Uma empregada abriu a porta da frente, saiu para o jardim. No hall, que ficou à vista, eles perceberam quadros pela parede, estatuetas sobre as mesas. Pedro Bala riu:

- Se o Professor visse isso ficava doidinho... Nunca vi tanto pegadio com livro e pintura.

- Ele vai fazer uma pintura como eu, deste tamanho... e Boa-Vida mostrava o tamanho separando as mãos uma da outra.

Pedro Bala olhou mais uma vez a casa, se acercou um pouco do jardim, assoviando. A empregada colhia flores e os seios alvos apareciam sob o decote, pois ela estava curvada. Pedro Bala espiou. Eram seios alvos terminando em bicos vermelhos. Boa-Vida suspirou ao seu lado.

- Que montanha, Bala.

- Cala a boca.

Mas a empregada já os vira e os olhava como a perguntar o que desejavam. Pedro Bala sacou o boné e pediu:

- Podia dar uma caneca de água à gente, por favor? O sol encalistrando... - e sorria, limpando com o boné a testa, onde o suor corria. Estava muito vermelho sob o sol, seus cabelos loiros crescidos desabando sobre as orelhas em ondas maltratadas, e a empregada mirou com simpatia. Ao lado Boa-Vida fumava uma ponta de charuto, com um pé em cima da gradezinha do jardim. A criada primeiro falou para Boa-Vida com desprezo:

- Tira esta pata daí de cima...

Depois sorriu para Pedro Bala:

- Trago a água já...

Voltou com dois copos d'água e eram copos como eles nunca tinham visto de tão bonitos. Beberam a água, Pedro Bala agradeceu - Muito obrigado... e baixinho lindeza.
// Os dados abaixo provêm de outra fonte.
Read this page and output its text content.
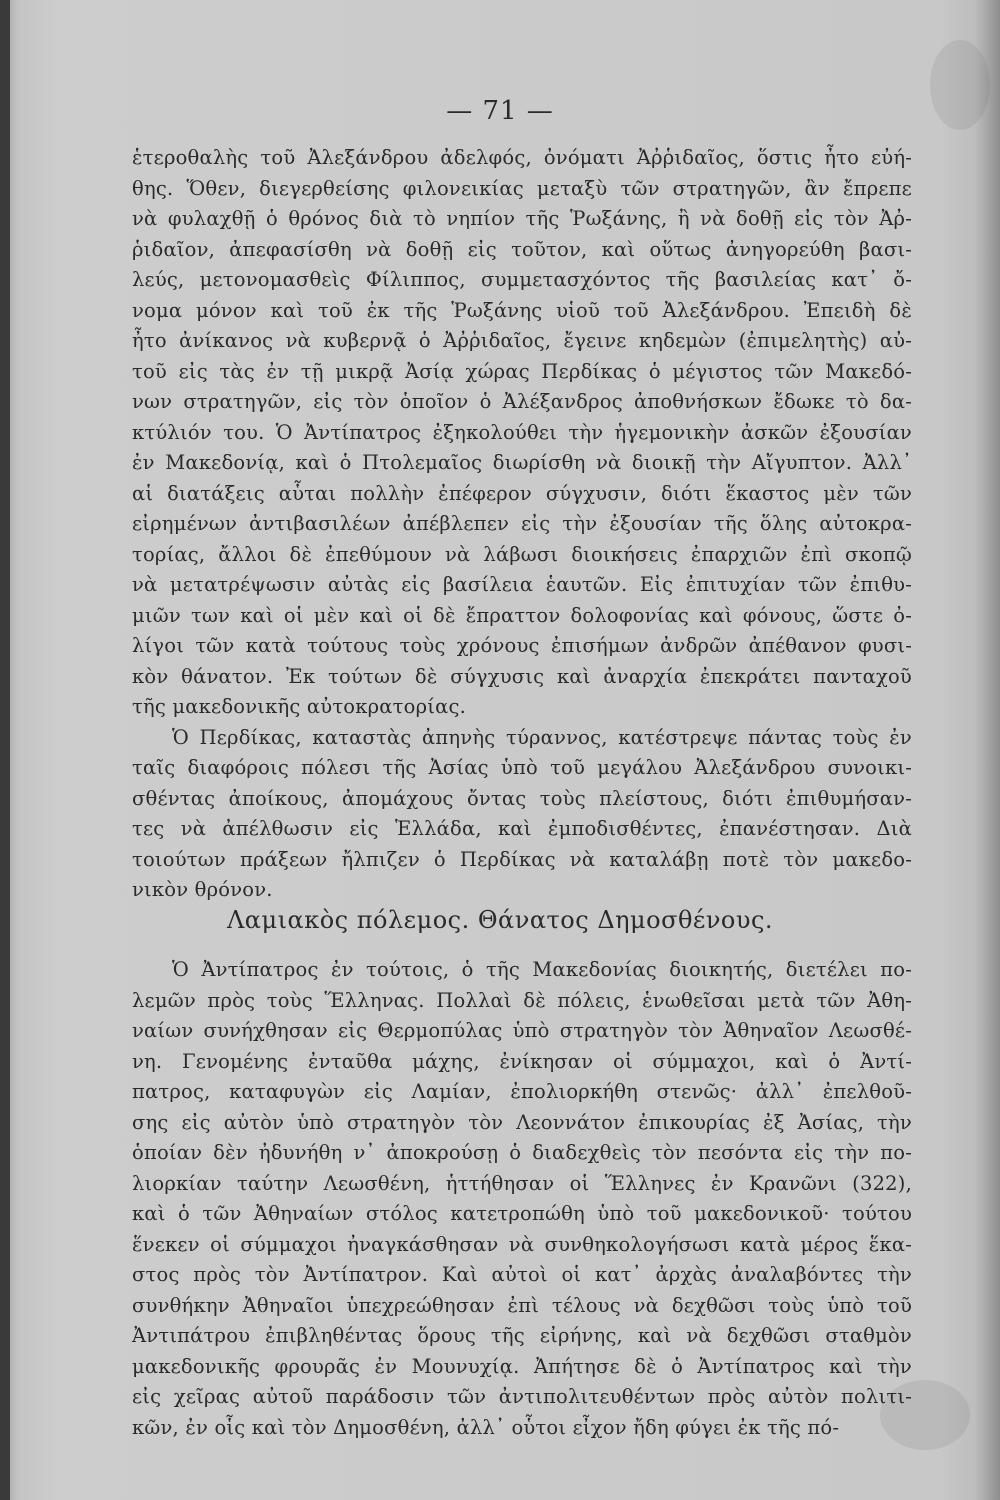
— 71 —
ἑτεροθαλὴς τοῦ Ἀλεξάνδρου ἀδελφός, ὀνόματι Ἀῤῥιδαῖος, ὅστις ἦτο εὐή-
θης. Ὅθεν, διεγερθείσης φιλονεικίας μεταξὺ τῶν στρατηγῶν, ἂν ἔπρεπε
νὰ φυλαχθῇ ὁ θρόνος διὰ τὸ νηπίον τῆς Ῥωξάνης, ἢ νὰ δοθῇ εἰς τὸν Ἀῤ-
ῥιδαῖον, ἀπεφασίσθη νὰ δοθῇ εἰς τοῦτον, καὶ οὕτως ἀνηγορεύθη βασι-
λεύς, μετονομασθεὶς Φίλιππος, συμμετασχόντος τῆς βασιλείας κατ᾽ ὄ-
νομα μόνον καὶ τοῦ ἐκ τῆς Ῥωξάνης υἱοῦ τοῦ Ἀλεξάνδρου. Ἐπειδὴ δὲ
ἦτο ἀνίκανος νὰ κυβερνᾷ ὁ Ἀῤῥιδαῖος, ἔγεινε κηδεμὼν (ἐπιμελητὴς) αὐ-
τοῦ εἰς τὰς ἐν τῇ μικρᾷ Ἀσίᾳ χώρας Περδίκας ὁ μέγιστος τῶν Μακεδό-
νων στρατηγῶν, εἰς τὸν ὁποῖον ὁ Ἀλέξανδρος ἀποθνήσκων ἔδωκε τὸ δα-
κτύλιόν του. Ὁ Ἀντίπατρος ἐξηκολούθει τὴν ἡγεμονικὴν ἀσκῶν ἐξουσίαν
ἐν Μακεδονίᾳ, καὶ ὁ Πτολεμαῖος διωρίσθη νὰ διοικῇ τὴν Αἴγυπτον. Ἀλλ᾽
αἱ διατάξεις αὗται πολλὴν ἐπέφερον σύγχυσιν, διότι ἕκαστος μὲν τῶν
εἰρημένων ἀντιβασιλέων ἀπέβλεπεν εἰς τὴν ἐξουσίαν τῆς ὅλης αὐτοκρα-
τορίας, ἄλλοι δὲ ἐπεθύμουν νὰ λάβωσι διοικήσεις ἐπαρχιῶν ἐπὶ σκοπῷ
νὰ μετατρέψωσιν αὐτὰς εἰς βασίλεια ἑαυτῶν. Εἰς ἐπιτυχίαν τῶν ἐπιθυ-
μιῶν των καὶ οἱ μὲν καὶ οἱ δὲ ἔπραττον δολοφονίας καὶ φόνους, ὥστε ὀ-
λίγοι τῶν κατὰ τούτους τοὺς χρόνους ἐπισήμων ἀνδρῶν ἀπέθανον φυσι-
κὸν θάνατον. Ἐκ τούτων δὲ σύγχυσις καὶ ἀναρχία ἐπεκράτει πανταχοῦ
τῆς μακεδονικῆς αὐτοκρατορίας.
Ὁ Περδίκας, καταστὰς ἀπηνὴς τύραννος, κατέστρεψε πάντας τοὺς ἐν
ταῖς διαφόροις πόλεσι τῆς Ἀσίας ὑπὸ τοῦ μεγάλου Ἀλεξάνδρου συνοικι-
σθέντας ἀποίκους, ἀπομάχους ὄντας τοὺς πλείστους, διότι ἐπιθυμήσαν-
τες νὰ ἀπέλθωσιν εἰς Ἑλλάδα, καὶ ἐμποδισθέντες, ἐπανέστησαν. Διὰ
τοιούτων πράξεων ἤλπιζεν ὁ Περδίκας νὰ καταλάβῃ ποτὲ τὸν μακεδο-
νικὸν θρόνον.
Λαμιακὸς πόλεμος. Θάνατος Δημοσθένους.
Ὁ Ἀντίπατρος ἐν τούτοις, ὁ τῆς Μακεδονίας διοικητής, διετέλει πο-
λεμῶν πρὸς τοὺς Ἕλληνας. Πολλαὶ δὲ πόλεις, ἑνωθεῖσαι μετὰ τῶν Ἀθη-
ναίων συνήχθησαν εἰς Θερμοπύλας ὑπὸ στρατηγὸν τὸν Ἀθηναῖον Λεωσθέ-
νη. Γενομένης ἐνταῦθα μάχης, ἐνίκησαν οἱ σύμμαχοι, καὶ ὁ Ἀντί-
πατρος, καταφυγὼν εἰς Λαμίαν, ἐπολιορκήθη στενῶς· ἀλλ᾽ ἐπελθοῦ-
σης εἰς αὐτὸν ὑπὸ στρατηγὸν τὸν Λεοννάτον ἐπικουρίας ἐξ Ἀσίας, τὴν
ὁποίαν δὲν ἠδυνήθη ν᾽ ἀποκρούσῃ ὁ διαδεχθεὶς τὸν πεσόντα εἰς τὴν πο-
λιορκίαν ταύτην Λεωσθένη, ἡττήθησαν οἱ Ἕλληνες ἐν Κρανῶνι (322),
καὶ ὁ τῶν Ἀθηναίων στόλος κατετροπώθη ὑπὸ τοῦ μακεδονικοῦ· τούτου
ἕνεκεν οἱ σύμμαχοι ἠναγκάσθησαν νὰ συνθηκολογήσωσι κατὰ μέρος ἕκα-
στος πρὸς τὸν Ἀντίπατρον. Καὶ αὐτοὶ οἱ κατ᾽ ἀρχὰς ἀναλαβόντες τὴν
συνθήκην Ἀθηναῖοι ὑπεχρεώθησαν ἐπὶ τέλους νὰ δεχθῶσι τοὺς ὑπὸ τοῦ
Ἀντιπάτρου ἐπιβληθέντας ὅρους τῆς εἰρήνης, καὶ νὰ δεχθῶσι σταθμὸν
μακεδονικῆς φρουρᾶς ἐν Μουνυχίᾳ. Ἀπήτησε δὲ ὁ Ἀντίπατρος καὶ τὴν
εἰς χεῖρας αὐτοῦ παράδοσιν τῶν ἀντιπολιτευθέντων πρὸς αὐτὸν πολιτι-
κῶν, ἐν οἷς καὶ τὸν Δημοσθένη, ἀλλ᾽ οὗτοι εἶχον ἤδη φύγει ἐκ τῆς πό-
A empregada falou também baixinho:

- Frangote atrevido...

- Que hora tu sai daqui?

- Te repara. Tenho meu homem. Ele me espera às nove horas da noite naquela esquina...
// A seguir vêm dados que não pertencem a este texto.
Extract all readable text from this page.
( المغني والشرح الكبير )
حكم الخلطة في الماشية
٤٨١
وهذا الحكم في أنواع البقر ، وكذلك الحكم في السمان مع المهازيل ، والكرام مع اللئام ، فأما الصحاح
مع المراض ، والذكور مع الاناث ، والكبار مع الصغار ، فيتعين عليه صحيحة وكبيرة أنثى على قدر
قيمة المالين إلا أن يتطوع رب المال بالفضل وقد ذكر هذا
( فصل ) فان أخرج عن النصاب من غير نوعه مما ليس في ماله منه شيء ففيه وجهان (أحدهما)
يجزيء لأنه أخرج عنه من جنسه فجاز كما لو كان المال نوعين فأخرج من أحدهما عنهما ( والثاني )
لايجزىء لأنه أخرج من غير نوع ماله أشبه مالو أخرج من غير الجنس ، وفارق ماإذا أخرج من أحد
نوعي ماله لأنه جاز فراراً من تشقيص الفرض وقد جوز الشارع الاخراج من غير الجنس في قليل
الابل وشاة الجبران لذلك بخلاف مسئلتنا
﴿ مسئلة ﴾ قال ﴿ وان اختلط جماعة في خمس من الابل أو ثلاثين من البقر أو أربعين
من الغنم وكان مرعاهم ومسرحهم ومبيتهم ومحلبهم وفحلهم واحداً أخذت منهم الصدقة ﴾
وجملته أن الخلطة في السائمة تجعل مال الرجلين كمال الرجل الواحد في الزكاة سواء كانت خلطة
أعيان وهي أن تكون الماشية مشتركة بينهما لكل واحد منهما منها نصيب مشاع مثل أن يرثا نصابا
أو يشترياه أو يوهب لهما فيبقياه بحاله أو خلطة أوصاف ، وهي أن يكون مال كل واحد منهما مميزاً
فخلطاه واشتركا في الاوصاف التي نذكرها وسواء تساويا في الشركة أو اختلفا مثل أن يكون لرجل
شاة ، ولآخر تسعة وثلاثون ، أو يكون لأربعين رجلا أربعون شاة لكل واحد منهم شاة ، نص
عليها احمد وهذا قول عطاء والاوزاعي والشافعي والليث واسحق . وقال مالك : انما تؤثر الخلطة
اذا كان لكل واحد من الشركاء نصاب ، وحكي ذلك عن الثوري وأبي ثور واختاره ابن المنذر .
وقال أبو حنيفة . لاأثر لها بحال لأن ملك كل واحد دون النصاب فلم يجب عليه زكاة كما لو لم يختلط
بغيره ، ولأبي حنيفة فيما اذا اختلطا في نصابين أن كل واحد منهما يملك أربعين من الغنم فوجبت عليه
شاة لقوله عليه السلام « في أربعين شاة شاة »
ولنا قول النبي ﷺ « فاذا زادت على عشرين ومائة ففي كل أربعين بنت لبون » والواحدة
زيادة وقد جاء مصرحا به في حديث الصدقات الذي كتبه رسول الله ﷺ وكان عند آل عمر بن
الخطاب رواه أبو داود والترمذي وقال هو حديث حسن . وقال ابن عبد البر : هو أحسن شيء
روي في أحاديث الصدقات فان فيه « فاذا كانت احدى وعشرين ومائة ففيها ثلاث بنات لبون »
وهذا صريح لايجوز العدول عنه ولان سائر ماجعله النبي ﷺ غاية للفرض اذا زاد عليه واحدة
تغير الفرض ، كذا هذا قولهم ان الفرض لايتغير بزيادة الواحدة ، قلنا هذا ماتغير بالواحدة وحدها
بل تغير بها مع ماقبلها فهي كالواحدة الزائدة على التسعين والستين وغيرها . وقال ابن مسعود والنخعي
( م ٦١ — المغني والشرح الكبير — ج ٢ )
- Pois hoje tou na outra...

Saíram pela rua, Boa-Vida fumando sua ponta de charuto, abanando o rosto com o chapéu-coco que usava. Pedro Bala com, comentou:

- Eu sou é mesmo simpático... Aquela tá no papo...

Boa-Vida cuspiu novamente entre os dentes:

- Também com essa cabeleira de mulher, toda cheia de cachos...
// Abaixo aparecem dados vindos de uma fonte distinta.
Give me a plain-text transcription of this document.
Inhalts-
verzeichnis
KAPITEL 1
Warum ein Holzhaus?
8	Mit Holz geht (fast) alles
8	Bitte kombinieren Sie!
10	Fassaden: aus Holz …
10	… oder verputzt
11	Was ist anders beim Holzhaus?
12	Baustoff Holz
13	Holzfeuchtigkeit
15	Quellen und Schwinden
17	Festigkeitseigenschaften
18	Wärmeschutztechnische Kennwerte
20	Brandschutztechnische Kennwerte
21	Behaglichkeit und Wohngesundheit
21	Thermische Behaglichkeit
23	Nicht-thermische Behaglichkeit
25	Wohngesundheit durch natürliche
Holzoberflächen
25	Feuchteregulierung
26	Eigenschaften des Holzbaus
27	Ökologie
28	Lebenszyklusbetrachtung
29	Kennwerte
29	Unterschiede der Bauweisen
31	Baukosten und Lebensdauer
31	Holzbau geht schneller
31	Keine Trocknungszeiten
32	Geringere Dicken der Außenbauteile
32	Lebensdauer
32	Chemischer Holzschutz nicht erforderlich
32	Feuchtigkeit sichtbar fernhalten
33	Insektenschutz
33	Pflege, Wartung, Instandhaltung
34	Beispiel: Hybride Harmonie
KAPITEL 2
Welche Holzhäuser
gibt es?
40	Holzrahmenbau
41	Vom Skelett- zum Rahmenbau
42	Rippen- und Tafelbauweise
Pedro Bala nu, mostrou o punho fechado ao Boa-Vida:

- Deixa de inveja, mulato pachola...

Boa-Vida desviou a conversa: souber onde fica os troço melhor a gente vem, uns cinco ou seis, tira o ourame...

- E tu perde a comida?

- A criada? Como hoje mesmo... Nove horas tou firme aí...

Voltou-se. Olhou a casa. A criada se debruçava na grade, Pedro Bala deu adeus. Ela respondeu, Boa-Vida cuspiu:

- Ó peste de sorte, nunca vi...

No outro dia, por volta de onze e meia da manhã, o Sem-Pernas apareceu em frente à casa. Quando ele tocou a campainha a empregada com certeza ainda pensava na noite que passara com Pedro Bala no seu quarto no Garcia, porque não ouviu o tilintar. O menino tocou de novo e na janela de um quarto do primeiro andar assomou a cabeça grisalha de uma senhora, que mirou com os olhos apertados ao Sem-Pernas:

- Que é, meu filho?

- Dona, eu sou um pobre órfão...

A senhora fez com a mão sinal que ele esperasse e dentro de poucos minutos estava no portão sem ouvir sequer as desculpas da empregada por não ter atendido à porta:

- Pode dizer, meu filho olhava os farrapos do Sem-Pernas.

- Dona, eu não tenho pai, faz só poucos dias que minha mãe foi chamada pro céu - mostrava um laço preto no braço, laço que tinha sido feito com a fita do chapéu novo do Gato, que se danara. - Não tenho ninguém no mundo, sou aleijado, não posso trabalhar muito, faz dois dias que não vejo de comer e não tenho onde dormir.